Kalın yorganımla örtülmüş soğuk yatağımın içinde uyanmamak için çabalarken altın sarısı ve siyahın muhteşem uyumuyla harmanlanmış telefon kabımla uzun süreli ilişki yaşayan telefonumun küçük ekranında pazar sabahı geleneği haline gelen sosyal medya turuna çoktan başlamış, benim gibi sıcak yatağın mayhoşluğunda saklanmaktansa hayatın acımasız soğuğunda maceralara atılmış insanların özel anlarına mavi ekranlı davetiyemle itinayla katılıyor, sosyalliğin içini dışını kurcalıyor, küfür ediyor, ayıplıyor ancak beğenmeden de edemiyordum.
Çift kişilik dev yatağımın hakkını vermek için bir sağa bir sola dönerken beyaz çarşafımın buruşup toplanması hiç mi hiç umurumda olmuyordu. Kirli beyaz duvarlarımın üzerinden bana somurtan tablolarımla göz göze geldikçe sigara dumanının sarılığını üzerine almış çiçek işlemeli beyazımsı perdenin arkasında saklanmış tozlu camın aralığından gelen hayatın bağırışlarını daha net duyuyordum. Amansızca gezilere çıktığım telefonumla samimi bağımı bir kenara bırakıp rüyalar âlemine dalmak üzereyken gözlerimin önüne serilen dehşet tablosu yorgun kalbimi o an için durdurmuştu. Dingin denizi sinirlendiren kara bulutlar köprünün ucunda bekleyen korku dolu adama yaklaşmaya çalışıyordu. Umarsız insanlar saklanan kıyametten habersiz doğanın güzelliği içinde kaybolurken önemsiz hayatlarına devam etme teşebbüsünde bulunuyordu. Ruhumun derinliklerinde bekleyen ölüm arzusu, zehir olmuş bedenimin içinde çığlıklar atıyordu. Küçük ekranı avucumun içinde paramparça etmek istesem de güçsüz kollarım buna izin vermiyordu. Gözümdeki yaşlar, kanayan kulaklarımın acısı uğruna akıyordu. İçimde yankılanan sesler zihnimi kışkırtıyor, uzaktaki gemilerin yok olması için tanrıya yalvarıyordum. Sanatın kollarında ağırlaşan bedenim çaresiz ruhumu şeytanın inine gönderiyordu. Sessizce kıyametimin tadını çıkarıyordum.
Aydınlığıyla cennetin tasvirini yansıtan huzur dolu odada gözlerimi açmıştım. Beyaz duvarlar odamın kirinden arınmış kararlı biçimde dikilmeye devam ediyordu.

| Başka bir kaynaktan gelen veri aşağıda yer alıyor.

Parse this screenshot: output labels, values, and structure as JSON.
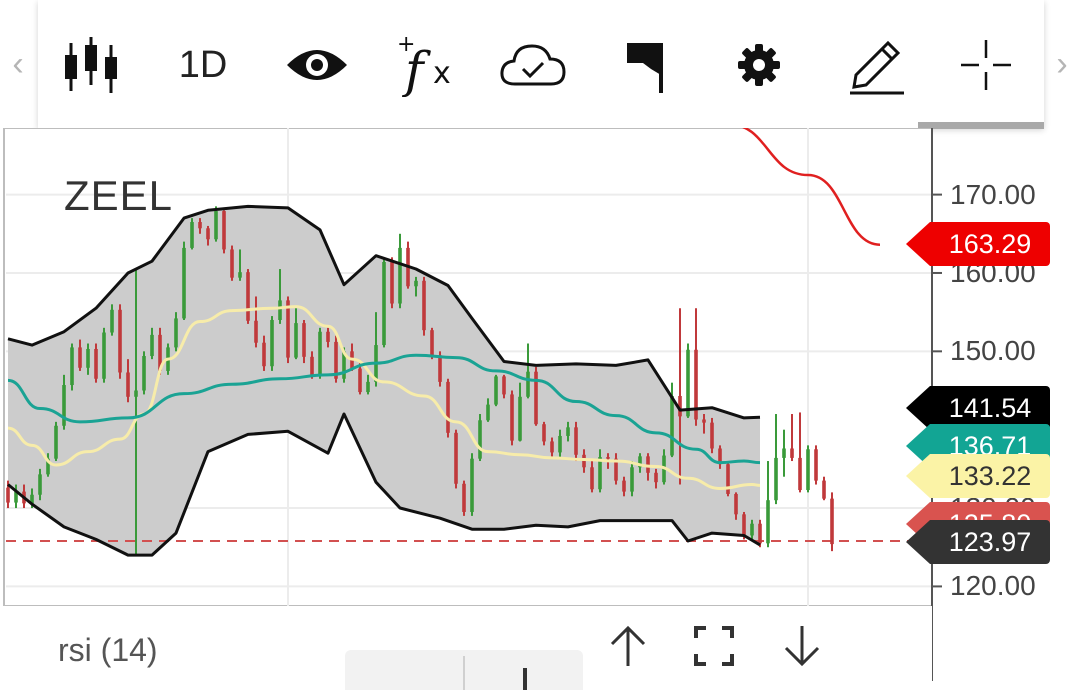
{
  "toolbar": {
    "timeframe": "1D",
    "items": [
      {
        "name": "chart-type-candles-icon"
      },
      {
        "name": "timeframe-button"
      },
      {
        "name": "visibility-eye-icon"
      },
      {
        "name": "add-indicator-fx-icon"
      },
      {
        "name": "cloud-saved-icon"
      },
      {
        "name": "flag-icon"
      },
      {
        "name": "settings-gear-icon"
      },
      {
        "name": "draw-pencil-icon"
      },
      {
        "name": "crosshair-icon"
      }
    ]
  },
  "symbol": "ZEEL",
  "bottom": {
    "indicator_label": "rsi (14)"
  },
  "colors": {
    "band_fill": "#cccccc",
    "band_line": "#111111",
    "ma_teal": "#1aa394",
    "ma_yellow": "#f7ecaa",
    "up": "#3a9a3a",
    "down": "#c0393b",
    "red_line": "#e02020",
    "dashed": "#d25050"
  },
  "chart_data": {
    "type": "candlestick",
    "symbol": "ZEEL",
    "timeframe": "1D",
    "ylim": [
      117.5,
      178.5
    ],
    "y_ticks": [
      "170.00",
      "160.00",
      "150.00",
      "130.00",
      "120.00"
    ],
    "y_tick_values": [
      170,
      160,
      150,
      130,
      120
    ],
    "grid": true,
    "price_tags": [
      {
        "label": "163.29",
        "value": 163.29,
        "bg": "#ee0000",
        "fg": "#ffffff"
      },
      {
        "label": "141.54",
        "value": 141.54,
        "bg": "#000000",
        "fg": "#ffffff"
      },
      {
        "label": "136.71",
        "value": 136.71,
        "bg": "#12a594",
        "fg": "#ffffff"
      },
      {
        "label": "133.22",
        "value": 133.22,
        "bg": "#fbf3a6",
        "fg": "#333333"
      },
      {
        "label": "125.80",
        "value": 125.8,
        "bg": "#d9534f",
        "fg": "#ffffff"
      },
      {
        "label": "123.97",
        "value": 123.97,
        "bg": "#333333",
        "fg": "#ffffff"
      }
    ],
    "dashed_level": 125.8,
    "red_ma": [
      [
        90,
        179
      ],
      [
        100,
        172.5
      ],
      [
        109,
        163.6
      ]
    ],
    "bb_upper": [
      [
        0,
        151.6
      ],
      [
        3,
        150.8
      ],
      [
        7,
        152.5
      ],
      [
        11,
        155.5
      ],
      [
        15,
        160
      ],
      [
        18,
        161.5
      ],
      [
        22,
        167
      ],
      [
        25,
        168
      ],
      [
        30,
        168.5
      ],
      [
        35,
        168.3
      ],
      [
        39,
        165.5
      ],
      [
        42,
        158.5
      ],
      [
        46,
        162.2
      ],
      [
        51,
        160.5
      ],
      [
        55,
        158.4
      ],
      [
        58,
        154.2
      ],
      [
        62,
        148.7
      ],
      [
        66,
        148.2
      ],
      [
        71,
        148.4
      ],
      [
        76,
        148.2
      ],
      [
        80,
        148.9
      ],
      [
        84,
        142.5
      ],
      [
        88,
        142.8
      ],
      [
        92,
        141.5
      ],
      [
        94,
        141.6
      ]
    ],
    "bb_lower": [
      [
        0,
        133
      ],
      [
        3,
        130.5
      ],
      [
        7,
        127.6
      ],
      [
        11,
        126
      ],
      [
        15,
        124
      ],
      [
        18,
        124
      ],
      [
        21,
        126.8
      ],
      [
        25,
        137.2
      ],
      [
        30,
        139.4
      ],
      [
        35,
        139.8
      ],
      [
        40,
        137
      ],
      [
        42,
        142
      ],
      [
        46,
        133.3
      ],
      [
        49,
        130
      ],
      [
        54,
        128.7
      ],
      [
        58,
        127.3
      ],
      [
        62,
        127.3
      ],
      [
        66,
        127.8
      ],
      [
        70,
        127.6
      ],
      [
        74,
        128.4
      ],
      [
        80,
        128.4
      ],
      [
        83,
        128.4
      ],
      [
        85,
        125.8
      ],
      [
        88,
        126.8
      ],
      [
        92,
        126.5
      ],
      [
        94,
        125.3
      ]
    ],
    "ma_teal": [
      [
        0,
        146.3
      ],
      [
        4,
        142.7
      ],
      [
        9,
        141
      ],
      [
        15,
        141.5
      ],
      [
        22,
        144.6
      ],
      [
        28,
        145.8
      ],
      [
        34,
        146.5
      ],
      [
        40,
        147
      ],
      [
        46,
        148.5
      ],
      [
        51,
        149.5
      ],
      [
        56,
        149.2
      ],
      [
        61,
        147.5
      ],
      [
        66,
        146.3
      ],
      [
        71,
        143.6
      ],
      [
        76,
        141.8
      ],
      [
        81,
        139.6
      ],
      [
        86,
        137.5
      ],
      [
        89,
        135.8
      ],
      [
        92,
        136
      ],
      [
        94,
        135.8
      ]
    ],
    "ma_yellow": [
      [
        0,
        140.2
      ],
      [
        3,
        138
      ],
      [
        6,
        135.5
      ],
      [
        10,
        137.2
      ],
      [
        14,
        138.8
      ],
      [
        17,
        142
      ],
      [
        20,
        149
      ],
      [
        24,
        153.8
      ],
      [
        28,
        155.2
      ],
      [
        33,
        155.5
      ],
      [
        36,
        155.7
      ],
      [
        40,
        153.2
      ],
      [
        43,
        149
      ],
      [
        47,
        146.1
      ],
      [
        52,
        144.3
      ],
      [
        56,
        141
      ],
      [
        60,
        137.2
      ],
      [
        64,
        136.8
      ],
      [
        68,
        136.4
      ],
      [
        72,
        136.2
      ],
      [
        76,
        136
      ],
      [
        81,
        135.3
      ],
      [
        85,
        133.8
      ],
      [
        89,
        132.5
      ],
      [
        93,
        133
      ],
      [
        94,
        132.9
      ]
    ],
    "candles": [
      [
        0,
        132.6,
        130.7,
        133.5,
        130
      ],
      [
        1,
        130.7,
        132.1,
        133,
        130
      ],
      [
        2,
        132.1,
        130.6,
        133,
        130
      ],
      [
        3,
        130.6,
        131.7,
        132.5,
        130
      ],
      [
        4,
        131.7,
        134.3,
        135,
        131
      ],
      [
        5,
        134.3,
        136.3,
        137,
        134
      ],
      [
        6,
        136.3,
        140.5,
        141,
        136
      ],
      [
        7,
        140.5,
        145.7,
        147,
        140
      ],
      [
        8,
        145.7,
        150.5,
        151,
        145
      ],
      [
        9,
        150.5,
        147.9,
        151.5,
        147.5
      ],
      [
        10,
        147.9,
        150.3,
        151,
        147
      ],
      [
        11,
        150.3,
        146.5,
        151,
        146
      ],
      [
        12,
        146.5,
        152.4,
        153,
        146
      ],
      [
        13,
        152.4,
        155.3,
        156,
        152
      ],
      [
        14,
        155.3,
        147.3,
        156,
        146.5
      ],
      [
        15,
        147.3,
        144.2,
        149,
        143.5
      ],
      [
        16,
        144.2,
        145,
        160.5,
        124
      ],
      [
        17,
        145,
        149.4,
        150,
        144.5
      ],
      [
        18,
        149.4,
        152.1,
        153,
        149
      ],
      [
        19,
        152.1,
        147.5,
        153,
        147
      ],
      [
        20,
        147.5,
        150.5,
        151,
        147
      ],
      [
        21,
        150.5,
        154.2,
        155,
        150
      ],
      [
        22,
        154.2,
        163.2,
        164,
        154
      ],
      [
        23,
        163.2,
        166.5,
        167,
        163
      ],
      [
        24,
        166.5,
        165.7,
        167,
        165
      ],
      [
        25,
        165.7,
        164.3,
        166,
        163.5
      ],
      [
        26,
        164.3,
        167.9,
        168.5,
        164
      ],
      [
        27,
        167.9,
        163,
        168,
        162.5
      ],
      [
        28,
        163,
        159.4,
        163.5,
        159
      ],
      [
        29,
        159.4,
        160.1,
        163,
        159
      ],
      [
        30,
        160.1,
        153.9,
        160.5,
        153.5
      ],
      [
        31,
        153.9,
        151.1,
        157,
        150.5
      ],
      [
        32,
        151.1,
        148.1,
        152,
        147.5
      ],
      [
        33,
        148.1,
        154,
        154.5,
        147.5
      ],
      [
        34,
        154,
        156.5,
        160.5,
        153.5
      ],
      [
        35,
        156.5,
        149.2,
        157,
        148.5
      ],
      [
        36,
        149.2,
        153.6,
        155.5,
        149
      ],
      [
        37,
        153.6,
        149.3,
        154,
        148.5
      ],
      [
        38,
        149.3,
        146.8,
        150,
        146.5
      ],
      [
        39,
        146.8,
        152.5,
        153,
        146.5
      ],
      [
        40,
        152.5,
        151.2,
        153,
        150.5
      ],
      [
        41,
        151.2,
        146.5,
        152,
        146
      ],
      [
        42,
        146.5,
        150,
        150.5,
        146
      ],
      [
        43,
        150,
        147.8,
        151,
        147.5
      ],
      [
        44,
        147.8,
        144.8,
        148.5,
        144.5
      ],
      [
        45,
        144.8,
        146.1,
        147,
        144.5
      ],
      [
        46,
        146.1,
        150.8,
        155,
        145.5
      ],
      [
        47,
        150.8,
        161.4,
        162,
        150.5
      ],
      [
        48,
        161.4,
        156.1,
        162,
        155.5
      ],
      [
        49,
        156.1,
        163.2,
        165,
        155.5
      ],
      [
        50,
        163.2,
        158.3,
        164,
        158
      ],
      [
        51,
        158.3,
        159,
        159.5,
        157
      ],
      [
        52,
        159,
        152.7,
        159.5,
        152
      ],
      [
        53,
        152.7,
        149.5,
        153,
        149
      ],
      [
        54,
        149.5,
        146.1,
        150,
        145.5
      ],
      [
        55,
        146.1,
        139.6,
        146.5,
        139
      ],
      [
        56,
        139.6,
        133.1,
        140,
        132.5
      ],
      [
        57,
        133.1,
        129.5,
        133.5,
        129
      ],
      [
        58,
        129.5,
        136.3,
        137,
        129
      ],
      [
        59,
        136.3,
        141.2,
        142,
        136
      ],
      [
        60,
        141.2,
        143.2,
        144,
        141
      ],
      [
        61,
        143.2,
        146.8,
        147,
        143
      ],
      [
        62,
        146.8,
        144.5,
        147,
        144
      ],
      [
        63,
        144.5,
        138.6,
        145,
        138
      ],
      [
        64,
        138.6,
        144.2,
        146,
        138.5
      ],
      [
        65,
        144.2,
        147.4,
        151,
        144
      ],
      [
        66,
        147.4,
        140.7,
        148,
        140.5
      ],
      [
        67,
        140.7,
        138.5,
        141,
        138
      ],
      [
        68,
        138.5,
        137.1,
        139,
        136.5
      ],
      [
        69,
        137.1,
        139.2,
        140,
        136.5
      ],
      [
        70,
        139.2,
        140.3,
        141,
        138.5
      ],
      [
        71,
        140.3,
        136.8,
        141,
        136
      ],
      [
        72,
        136.8,
        135.2,
        137.5,
        134.5
      ],
      [
        73,
        135.2,
        132.4,
        136,
        132
      ],
      [
        74,
        132.4,
        136.5,
        137.5,
        132
      ],
      [
        75,
        136.5,
        136.3,
        137,
        135
      ],
      [
        76,
        136.3,
        133.5,
        137,
        133
      ],
      [
        77,
        133.5,
        132.1,
        134,
        131.5
      ],
      [
        78,
        132.1,
        135.2,
        136,
        131.5
      ],
      [
        79,
        135.2,
        136.6,
        137,
        134.5
      ],
      [
        80,
        136.6,
        134.5,
        137,
        133.5
      ],
      [
        81,
        134.5,
        133.3,
        135,
        132.5
      ],
      [
        82,
        133.3,
        136.7,
        137.5,
        133
      ],
      [
        83,
        136.7,
        144.3,
        146,
        136.5
      ],
      [
        84,
        144.3,
        141.7,
        155.5,
        133
      ],
      [
        85,
        141.7,
        150.2,
        151,
        141.5
      ],
      [
        86,
        150.2,
        141.3,
        155.5,
        140.5
      ],
      [
        87,
        141.3,
        140.9,
        142,
        139.5
      ],
      [
        88,
        140.9,
        137.6,
        141.5,
        137
      ],
      [
        89,
        137.6,
        135.6,
        138,
        135
      ],
      [
        90,
        135.6,
        131.8,
        136,
        131.5
      ],
      [
        91,
        131.8,
        129.2,
        132,
        128.5
      ],
      [
        92,
        129.2,
        126.5,
        129.5,
        126
      ],
      [
        93,
        126.5,
        128,
        128.5,
        126
      ],
      [
        94,
        128,
        125.5,
        128.5,
        125
      ],
      [
        95,
        125.5,
        131,
        136,
        125
      ],
      [
        96,
        131,
        136.4,
        142,
        130.5
      ],
      [
        97,
        136.4,
        137.6,
        140,
        134
      ],
      [
        98,
        137.6,
        136.4,
        142,
        136
      ],
      [
        99,
        136.4,
        132.3,
        142.2,
        132
      ],
      [
        100,
        132.3,
        137.5,
        138,
        132
      ],
      [
        101,
        137.5,
        133.5,
        138,
        133
      ],
      [
        102,
        133.5,
        131.2,
        134,
        131
      ],
      [
        103,
        131.2,
        125.4,
        132,
        124.5
      ]
    ]
  }
}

Hafızamı karıştıran olaylar dizisinin içine girmek istesem de kilitli kapıların anahtarını bir türlü bulamıyordum. Hayatımın en zorlu yalnızlık serüveninde, tanrının lütfuyla atıldığım hastane odasından kurtulmak için tüm sorularımdan vazgeçmeye ve yıllardır uzak kaldığım tozlu kütüphaneme kavuşmaya hazırdım. O korkunç resme bakmamaya yemin ederken dışarıdan gelen sesleri gittikçe anımsıyordum. Gülümseyen tablolarımla göz göze geldiğimde sevgili odamın kalbinde olduğumu anlamıştım. Huzurlu sabahın ışığında, kuş seslerinin muhteşem ezgileri Mozart’ı kalbimin derinliklerinden alıp gözlerimin önüne seriyordu. Güneşli pazar sabahında sanatla barışmama vesile olan bağımlılığımı bir kenara bırakmış, raflarımda dizili kitaplarımın kokusunu içime çekmeye başlamıştım. Kaç zamandır hasretini çektiğim James Joyce’yi bir nefeste bitirmek üzere sıcak yatağıma kurulurken monoton hayatımın gölgesinden ayrılıp yeni maceralara yelken açmak üzere çoktan yola koyulmuştum.